Aux journalistes, Roberto racontera : « Notre objectif commun était de survivre, mais ce qui nous manquait, c'était la nourriture. Il y avait longtemps que nous n'avions plus de maigres provisions dans l'avion, et il n'y avait plus de végétation ni de vie animale. Après quelques jours seulement, nous avions la sensation que notre propre corps se consumait pour rester en vie. En peu de temps, nous devenions trop faibles pour nous remettre de la famine. Nous connaissions la réponse, mais elle était trop terrible à envisager. Les corps de nos amis et de nos coéquipiers, préservés à l'extérieur dans la neige et la glace, contenaient des protéines vitales qui pouvaient nous aider à survivre. Mais pouvions-nous le faire ? »

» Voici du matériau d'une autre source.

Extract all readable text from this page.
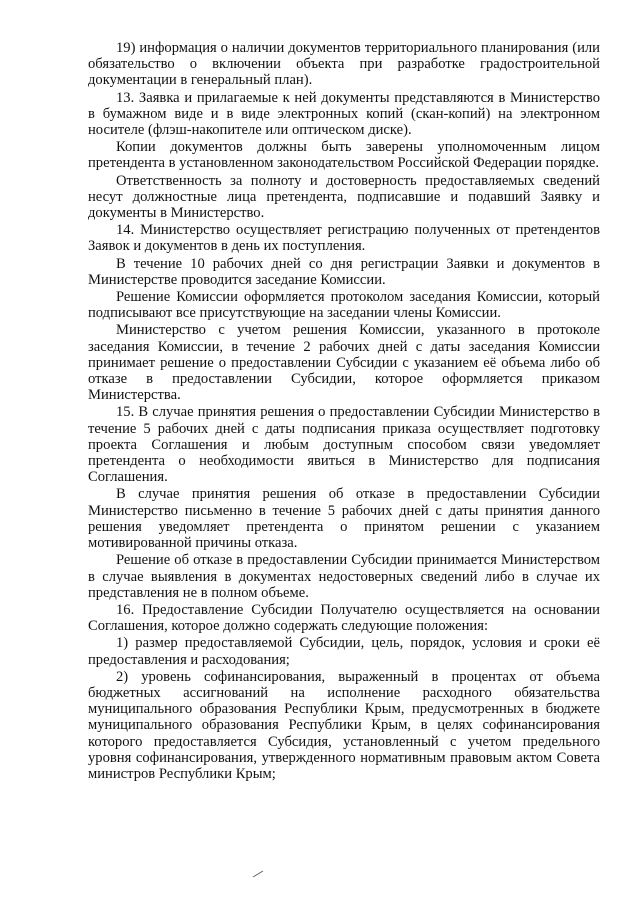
19) информация о наличии документов территориального планирования (или обязательство о включении объекта при разработке градостроительной документации в генеральный план).

13. Заявка и прилагаемые к ней документы представляются в Министерство в бумажном виде и в виде электронных копий (скан-копий) на электронном носителе (флэш-накопителе или оптическом диске).

Копии документов должны быть заверены уполномоченным лицом претендента в установленном законодательством Российской Федерации порядке.

Ответственность за полноту и достоверность предоставляемых сведений несут должностные лица претендента, подписавшие и подавший Заявку и документы в Министерство.

14. Министерство осуществляет регистрацию полученных от претендентов Заявок и документов в день их поступления.

В течение 10 рабочих дней со дня регистрации Заявки и документов в Министерстве проводится заседание Комиссии.

Решение Комиссии оформляется протоколом заседания Комиссии, который подписывают все присутствующие на заседании члены Комиссии.

Министерство с учетом решения Комиссии, указанного в протоколе заседания Комиссии, в течение 2 рабочих дней с даты заседания Комиссии принимает решение о предоставлении Субсидии с указанием её объема либо об отказе в предоставлении Субсидии, которое оформляется приказом Министерства.

15. В случае принятия решения о предоставлении Субсидии Министерство в течение 5 рабочих дней с даты подписания приказа осуществляет подготовку проекта Соглашения и любым доступным способом связи уведомляет претендента о необходимости явиться в Министерство для подписания Соглашения.

В случае принятия решения об отказе в предоставлении Субсидии Министерство письменно в течение 5 рабочих дней с даты принятия данного решения уведомляет претендента о принятом решении с указанием мотивированной причины отказа.

Решение об отказе в предоставлении Субсидии принимается Министерством в случае выявления в документах недостоверных сведений либо в случае их представления не в полном объеме.

16. Предоставление Субсидии Получателю осуществляется на основании Соглашения, которое должно содержать следующие положения:

1) размер предоставляемой Субсидии, цель, порядок, условия и сроки её предоставления и расходования;

2) уровень софинансирования, выраженный в процентах от объема бюджетных ассигнований на исполнение расходного обязательства муниципального образования Республики Крым, предусмотренных в бюджете муниципального образования Республики Крым, в целях софинансирования которого предоставляется Субсидия, установленный с учетом предельного уровня софинансирования, утвержденного нормативным правовым актом Совета министров Республики Крым;
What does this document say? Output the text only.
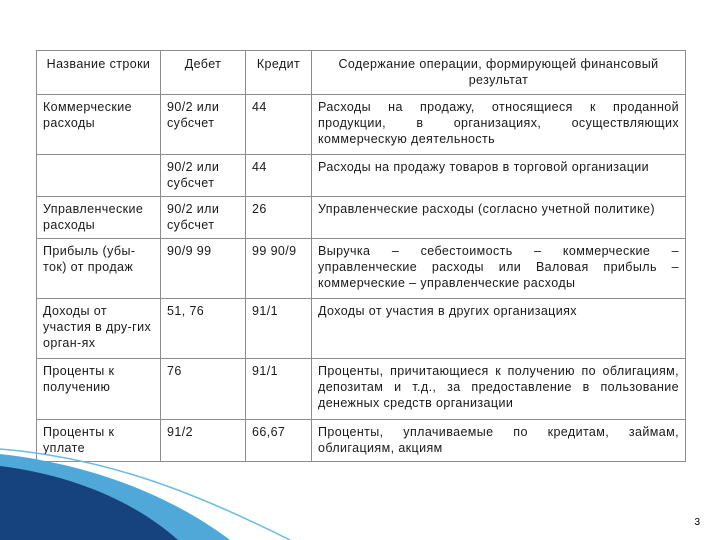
Название строки	Дебет	Кредит	Содержание операции, формирующей финансовый результат
Коммерческие расходы	90/2 или субсчет	44	Расходы на продажу, относящиеся к проданной продукции, в организациях, осуществляющих коммерческую деятельность
	90/2 или субсчет	44	Расходы на продажу товаров в торговой организации
Управленческие расходы	90/2 или субсчет	26	Управленческие расходы (согласно учетной политике)
Прибыль (убы-ток) от продаж	90/9 99	99 90/9	Выручка – себестоимость – коммерческие – управленческие расходы или Валовая прибыль – коммерческие – управленческие расходы
Доходы от участия в дру-гих орган-ях	51, 76	91/1	Доходы от участия в других организациях
Проценты к получению	76	91/1	Проценты, причитающиеся к получению по облигациям, депозитам и т.д., за предоставление в пользование денежных средств организации
Проценты к уплате	91/2	66,67	Проценты, уплачиваемые по кредитам, займам, облигациям, акциям
3
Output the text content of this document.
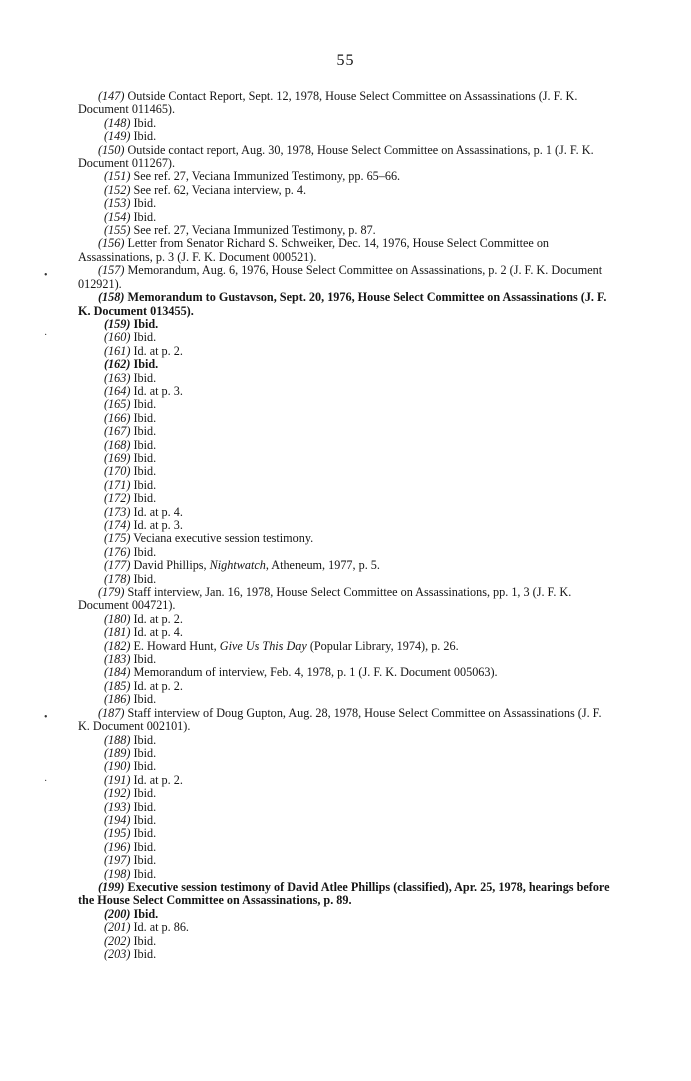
55
•
·
•
·
(147) Outside Contact Report, Sept. 12, 1978, House Select Committee on Assassinations (J. F. K. Document 011465).
(148) Ibid.
(149) Ibid.
(150) Outside contact report, Aug. 30, 1978, House Select Committee on Assassinations, p. 1 (J. F. K. Document 011267).
(151) See ref. 27, Veciana Immunized Testimony, pp. 65–66.
(152) See ref. 62, Veciana interview, p. 4.
(153) Ibid.
(154) Ibid.
(155) See ref. 27, Veciana Immunized Testimony, p. 87.
(156) Letter from Senator Richard S. Schweiker, Dec. 14, 1976, House Select Committee on Assassinations, p. 3 (J. F. K. Document 000521).
(157) Memorandum, Aug. 6, 1976, House Select Committee on Assassinations, p. 2 (J. F. K. Document 012921).
(158) Memorandum to Gustavson, Sept. 20, 1976, House Select Committee on Assassinations (J. F. K. Document 013455).
(159) Ibid.
(160) Ibid.
(161) Id. at p. 2.
(162) Ibid.
(163) Ibid.
(164) Id. at p. 3.
(165) Ibid.
(166) Ibid.
(167) Ibid.
(168) Ibid.
(169) Ibid.
(170) Ibid.
(171) Ibid.
(172) Ibid.
(173) Id. at p. 4.
(174) Id. at p. 3.
(175) Veciana executive session testimony.
(176) Ibid.
(177) David Phillips, Nightwatch, Atheneum, 1977, p. 5.
(178) Ibid.
(179) Staff interview, Jan. 16, 1978, House Select Committee on Assassinations, pp. 1, 3 (J. F. K. Document 004721).
(180) Id. at p. 2.
(181) Id. at p. 4.
(182) E. Howard Hunt, Give Us This Day (Popular Library, 1974), p. 26.
(183) Ibid.
(184) Memorandum of interview, Feb. 4, 1978, p. 1 (J. F. K. Document 005063).
(185) Id. at p. 2.
(186) Ibid.
(187) Staff interview of Doug Gupton, Aug. 28, 1978, House Select Committee on Assassinations (J. F. K. Document 002101).
(188) Ibid.
(189) Ibid.
(190) Ibid.
(191) Id. at p. 2.
(192) Ibid.
(193) Ibid.
(194) Ibid.
(195) Ibid.
(196) Ibid.
(197) Ibid.
(198) Ibid.
(199) Executive session testimony of David Atlee Phillips (classified), Apr. 25, 1978, hearings before the House Select Committee on Assassinations, p. 89.
(200) Ibid.
(201) Id. at p. 86.
(202) Ibid.
(203) Ibid.
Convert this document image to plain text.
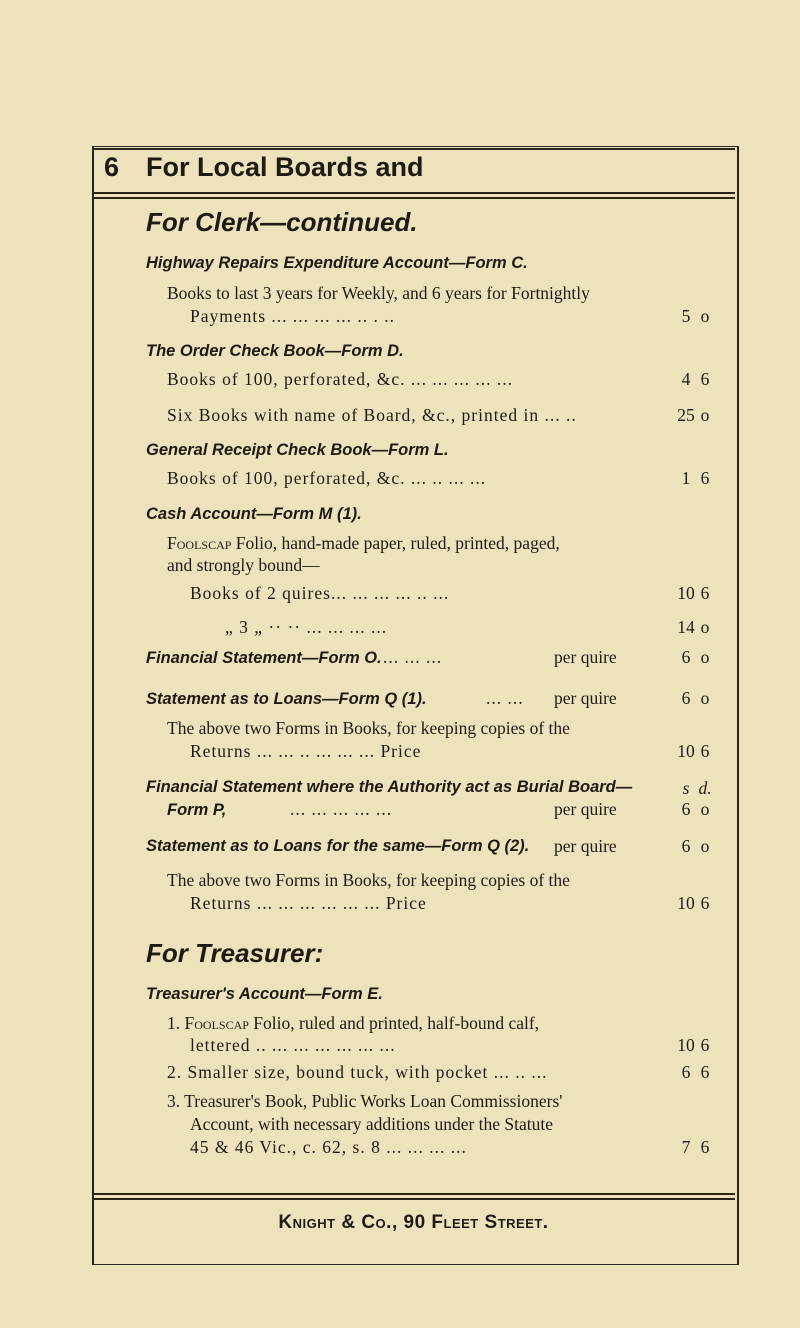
6 For Local Boards and
For Clerk—continued.
Highway Repairs Expenditure Account—Form C.
Books to last 3 years for Weekly, and 6 years for Fortnightly
Payments ... ... ... ... .. . ..	5 o
The Order Check Book—Form D.
Books of 100, perforated, &c. ... ... ... ... ...	4 6
Six Books with name of Board, &c., printed in ... ..	25 o
General Receipt Check Book—Form L.
Books of 100, perforated, &c. ... .. ... ...	1 6
Cash Account—Form M (1).
Foolscap Folio, hand-made paper, ruled, printed, paged,
and strongly bound—
Books of 2 quires... ... ... ... .. ...	10 6
„ 3 „ ·· ·· ... ... ... ...	14 o
Financial Statement—Form O. ... ... ...	per quire	6 o
Statement as to Loans—Form Q (1).	... ... per quire	6 o
The above two Forms in Books, for keeping copies of the
Returns ... ... .. ... ... ... Price	10 6
Financial Statement where the Authority act as Burial Board—	s d.
Form P,	... ... ... ... ...	per quire	6 o
Statement as to Loans for the same—Form Q (2). per quire	6 o
The above two Forms in Books, for keeping copies of the
Returns ... ... ... ... ... ... Price	10 6
For Treasurer:
Treasurer's Account—Form E.
1. Foolscap Folio, ruled and printed, half-bound calf,
lettered .. ... ... ... ... ... ...	10 6
2. Smaller size, bound tuck, with pocket ... .. ...	6 6
3. Treasurer's Book, Public Works Loan Commissioners'
Account, with necessary additions under the Statute
45 & 46 Vic., c. 62, s. 8 ... ... ... ...	7 6
Knight & Co., 90 Fleet Street.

Les survivants ne peuvent pas attendre, dormir et se morfondre dans la carlingue indéfiniment. Nando tente de persuader Roberto de traverser quelques flancs de montagnes à pied. Ce dernier n’est pas convaincu et préfère attendre les beaux jours du mois de décembre. Finalement, les deux prennent leur courage à deux mains et, un matin, ils quittent la carlingue pour traverser les montagnes. Un long périple d’une dizaine de jours dont ils se souviendront toute leur vie, une aventure extraordinaire. Nando et Roberto bravent les tempêtes, la neige et le vent. Ils puisent dans leurs ressources psychologiques et physiques, au-delà de tout ce qu’ils auraient pu imaginer. Ils ont emmené des provisions, des morceaux de corps de leurs amis, de leurs familles, de ceux qui n’ont pas eu la chance de survivre au crash ou les huit semaines d’après.
Le soixante-douzième jour, les quatorze derniers survivants reclus dans la carlingue entendent un bruit s’élever dans les montagnes. À leur grande stupéfaction, ils sortent de la carlingue et aperçoivent deux hélicoptères au loin. Leur joie ne se dissimule pas, ils lèvent les bras, ils hurlent, ils crient et pleurent. Nando et Roberto ont réussi à traverser la cordillère des Andes. Ils ont appelé des renforts et des secours. Ils sont sauvés.